Research supports the efficacy of rehabilitative interventions, including external cueing, cognitive strategies, and dual-task gait training, to improve dual-task walking deficits in PD. Emerging research is examining additional treatment approaches to improve dual-task walking. For example, treadmill training with virtual reality, designed to incorporate more complex task and environmental conditions, has been shown to improve both single- and dual-task walking in people with PD [146]. Future research is needed to examine optimal treatment parameters for both established and novel dual-task walking interventions, the relative efficacy of different interventions, whether dual-task walking improvements generalize to novel dual-task combinations, and the degree to which improvements in dual-task walking are retained.
6. Summary
This paper has reviewed basic and applied research related to dual-task walking deficits in people with PD. Gait impairments under both single-task and dual-task conditions are prevalent in people with PD and are associated with serious consequences. The severity of dual-task walking deficits appears to vary as a function of individual, task, and environmental characteristics, though the relative impacts of each factor are not well understood.
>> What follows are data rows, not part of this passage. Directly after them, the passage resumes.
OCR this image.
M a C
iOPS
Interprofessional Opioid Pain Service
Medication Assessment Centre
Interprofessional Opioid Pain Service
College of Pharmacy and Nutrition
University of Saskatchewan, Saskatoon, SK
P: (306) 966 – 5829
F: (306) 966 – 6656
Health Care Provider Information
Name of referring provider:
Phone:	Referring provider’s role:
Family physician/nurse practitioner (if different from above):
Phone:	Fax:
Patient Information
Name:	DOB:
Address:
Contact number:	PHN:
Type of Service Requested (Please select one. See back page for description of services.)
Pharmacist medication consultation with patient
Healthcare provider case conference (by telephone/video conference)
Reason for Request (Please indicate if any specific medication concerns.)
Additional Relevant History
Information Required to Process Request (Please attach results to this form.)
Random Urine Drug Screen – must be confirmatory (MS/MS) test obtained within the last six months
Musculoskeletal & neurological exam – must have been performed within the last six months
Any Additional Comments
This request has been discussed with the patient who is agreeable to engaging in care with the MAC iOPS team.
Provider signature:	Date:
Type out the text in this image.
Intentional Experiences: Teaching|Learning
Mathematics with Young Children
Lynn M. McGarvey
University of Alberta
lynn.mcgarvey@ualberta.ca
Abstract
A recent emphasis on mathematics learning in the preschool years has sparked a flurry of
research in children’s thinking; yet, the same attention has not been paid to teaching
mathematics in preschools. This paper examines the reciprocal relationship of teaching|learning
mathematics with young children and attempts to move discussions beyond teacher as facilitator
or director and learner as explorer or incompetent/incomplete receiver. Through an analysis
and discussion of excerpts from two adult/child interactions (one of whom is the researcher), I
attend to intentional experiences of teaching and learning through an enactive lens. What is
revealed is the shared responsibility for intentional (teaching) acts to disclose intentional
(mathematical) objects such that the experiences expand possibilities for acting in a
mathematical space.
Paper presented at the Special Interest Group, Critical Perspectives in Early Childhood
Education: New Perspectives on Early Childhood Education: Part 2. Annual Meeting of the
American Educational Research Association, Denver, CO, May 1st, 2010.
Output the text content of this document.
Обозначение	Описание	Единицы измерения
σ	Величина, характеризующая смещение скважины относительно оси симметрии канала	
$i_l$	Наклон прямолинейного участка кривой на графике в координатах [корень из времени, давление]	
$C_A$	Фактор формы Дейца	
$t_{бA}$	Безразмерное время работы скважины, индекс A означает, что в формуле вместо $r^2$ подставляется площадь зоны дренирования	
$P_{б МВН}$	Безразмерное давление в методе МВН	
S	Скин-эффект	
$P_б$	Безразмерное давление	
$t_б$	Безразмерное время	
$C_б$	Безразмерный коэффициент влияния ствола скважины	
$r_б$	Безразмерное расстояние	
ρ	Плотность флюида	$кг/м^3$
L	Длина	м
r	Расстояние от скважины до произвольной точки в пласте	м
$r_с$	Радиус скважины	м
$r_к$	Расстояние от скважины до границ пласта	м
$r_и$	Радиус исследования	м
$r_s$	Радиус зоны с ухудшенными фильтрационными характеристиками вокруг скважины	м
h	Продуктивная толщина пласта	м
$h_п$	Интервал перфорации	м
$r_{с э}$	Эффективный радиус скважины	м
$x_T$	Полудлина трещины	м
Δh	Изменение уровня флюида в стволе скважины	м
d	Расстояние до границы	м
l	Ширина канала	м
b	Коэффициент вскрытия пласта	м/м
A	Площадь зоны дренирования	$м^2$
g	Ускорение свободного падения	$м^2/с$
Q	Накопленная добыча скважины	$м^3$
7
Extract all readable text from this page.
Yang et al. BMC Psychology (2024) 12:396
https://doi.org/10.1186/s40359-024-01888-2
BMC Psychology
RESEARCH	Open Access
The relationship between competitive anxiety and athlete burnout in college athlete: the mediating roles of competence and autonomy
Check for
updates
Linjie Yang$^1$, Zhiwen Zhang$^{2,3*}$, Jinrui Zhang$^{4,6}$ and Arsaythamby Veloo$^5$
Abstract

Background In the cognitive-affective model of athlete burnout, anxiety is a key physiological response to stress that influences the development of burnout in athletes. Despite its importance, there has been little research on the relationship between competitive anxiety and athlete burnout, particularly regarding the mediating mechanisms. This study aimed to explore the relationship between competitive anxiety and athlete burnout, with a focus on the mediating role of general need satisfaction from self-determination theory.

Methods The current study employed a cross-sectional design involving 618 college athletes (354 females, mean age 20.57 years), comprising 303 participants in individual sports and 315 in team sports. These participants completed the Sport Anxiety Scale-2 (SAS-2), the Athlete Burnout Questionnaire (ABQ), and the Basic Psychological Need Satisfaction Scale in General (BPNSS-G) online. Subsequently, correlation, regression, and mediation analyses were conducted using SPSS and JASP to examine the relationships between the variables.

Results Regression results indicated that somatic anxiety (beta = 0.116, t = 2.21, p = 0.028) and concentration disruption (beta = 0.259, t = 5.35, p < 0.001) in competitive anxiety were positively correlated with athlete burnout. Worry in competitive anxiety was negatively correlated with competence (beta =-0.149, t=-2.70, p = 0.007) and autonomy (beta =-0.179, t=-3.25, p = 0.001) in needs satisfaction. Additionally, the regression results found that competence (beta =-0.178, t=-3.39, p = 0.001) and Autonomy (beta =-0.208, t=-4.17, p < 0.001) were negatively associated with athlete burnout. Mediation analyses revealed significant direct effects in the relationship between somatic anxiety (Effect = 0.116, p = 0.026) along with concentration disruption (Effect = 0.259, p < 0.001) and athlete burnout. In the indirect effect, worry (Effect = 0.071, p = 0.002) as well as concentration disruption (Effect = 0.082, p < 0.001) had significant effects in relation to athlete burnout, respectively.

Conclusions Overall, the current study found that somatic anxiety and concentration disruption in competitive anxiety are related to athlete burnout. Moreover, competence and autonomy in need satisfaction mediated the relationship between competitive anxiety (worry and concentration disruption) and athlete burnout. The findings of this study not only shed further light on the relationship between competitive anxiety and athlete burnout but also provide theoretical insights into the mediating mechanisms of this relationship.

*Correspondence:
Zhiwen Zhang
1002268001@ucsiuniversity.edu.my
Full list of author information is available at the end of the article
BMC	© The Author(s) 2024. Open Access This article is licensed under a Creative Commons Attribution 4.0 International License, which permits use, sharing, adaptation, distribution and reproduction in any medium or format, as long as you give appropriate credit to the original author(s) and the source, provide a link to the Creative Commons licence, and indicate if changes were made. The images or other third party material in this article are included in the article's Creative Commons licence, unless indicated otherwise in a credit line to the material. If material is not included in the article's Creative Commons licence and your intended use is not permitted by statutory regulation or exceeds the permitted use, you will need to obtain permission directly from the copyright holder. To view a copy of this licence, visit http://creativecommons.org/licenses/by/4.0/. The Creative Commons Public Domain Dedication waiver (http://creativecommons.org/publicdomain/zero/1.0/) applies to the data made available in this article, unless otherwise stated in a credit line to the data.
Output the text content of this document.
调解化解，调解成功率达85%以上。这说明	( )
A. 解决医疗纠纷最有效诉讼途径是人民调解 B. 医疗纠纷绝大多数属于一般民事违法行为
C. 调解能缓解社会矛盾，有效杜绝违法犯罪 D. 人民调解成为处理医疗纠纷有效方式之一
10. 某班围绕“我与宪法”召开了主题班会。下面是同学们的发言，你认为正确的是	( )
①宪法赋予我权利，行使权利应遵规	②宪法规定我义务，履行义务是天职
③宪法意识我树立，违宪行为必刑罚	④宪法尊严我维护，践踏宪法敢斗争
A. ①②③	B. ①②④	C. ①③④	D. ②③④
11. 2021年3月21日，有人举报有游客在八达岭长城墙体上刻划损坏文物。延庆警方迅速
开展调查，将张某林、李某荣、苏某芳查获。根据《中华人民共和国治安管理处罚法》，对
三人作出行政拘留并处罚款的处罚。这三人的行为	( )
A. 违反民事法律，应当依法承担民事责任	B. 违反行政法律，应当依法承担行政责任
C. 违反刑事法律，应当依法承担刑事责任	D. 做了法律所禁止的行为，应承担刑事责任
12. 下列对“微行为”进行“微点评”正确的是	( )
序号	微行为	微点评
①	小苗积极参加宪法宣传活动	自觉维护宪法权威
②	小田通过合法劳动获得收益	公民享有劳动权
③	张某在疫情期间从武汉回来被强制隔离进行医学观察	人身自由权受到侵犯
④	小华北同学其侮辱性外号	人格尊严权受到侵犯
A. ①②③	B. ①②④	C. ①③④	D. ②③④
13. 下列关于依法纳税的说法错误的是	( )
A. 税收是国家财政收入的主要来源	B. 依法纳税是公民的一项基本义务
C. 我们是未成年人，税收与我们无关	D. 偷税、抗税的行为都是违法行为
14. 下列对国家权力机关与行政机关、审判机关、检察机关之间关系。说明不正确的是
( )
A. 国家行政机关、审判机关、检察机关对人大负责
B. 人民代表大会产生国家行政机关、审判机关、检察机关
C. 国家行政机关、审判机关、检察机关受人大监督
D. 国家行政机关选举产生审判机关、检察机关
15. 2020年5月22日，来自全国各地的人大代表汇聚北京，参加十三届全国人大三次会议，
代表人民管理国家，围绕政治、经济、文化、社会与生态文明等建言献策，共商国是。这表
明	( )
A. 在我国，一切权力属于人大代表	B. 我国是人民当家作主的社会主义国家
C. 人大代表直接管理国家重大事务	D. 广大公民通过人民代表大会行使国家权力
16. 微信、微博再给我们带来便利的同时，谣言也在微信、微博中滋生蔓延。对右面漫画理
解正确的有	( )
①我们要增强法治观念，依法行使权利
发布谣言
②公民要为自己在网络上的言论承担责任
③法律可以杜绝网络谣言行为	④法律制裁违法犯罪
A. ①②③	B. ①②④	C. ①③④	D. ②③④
Both motor and cognitive impairments have been associated with dual-task walking deficits in persons with PD. However, because the clinical profile of PD is heterogeneous, further research is needed to elucidate the relative contributions of each of these impairments to dual-task walking deficits. A number of general and specific mechanisms may underlie dual-task walking deficits in PD. The role of each is not clear, but might depend on the dual-task combination performed. These mechanisms inform a number of therapeutic interventions. Rehabilitation interventions, including external cues, cognitive strategies, and dual-task gait training, appear to be effective in reducing dual-task walking deficits in PD. However, a better understanding of the individual, task, and environmental factors that influence dual-task walking deficits is critical to refine existing interventions and identify novel therapeutic approaches.
Acknowledgment
This work was supported by the National Institutes of Health, National Institute of Child Health and Human Development (K01HD052018).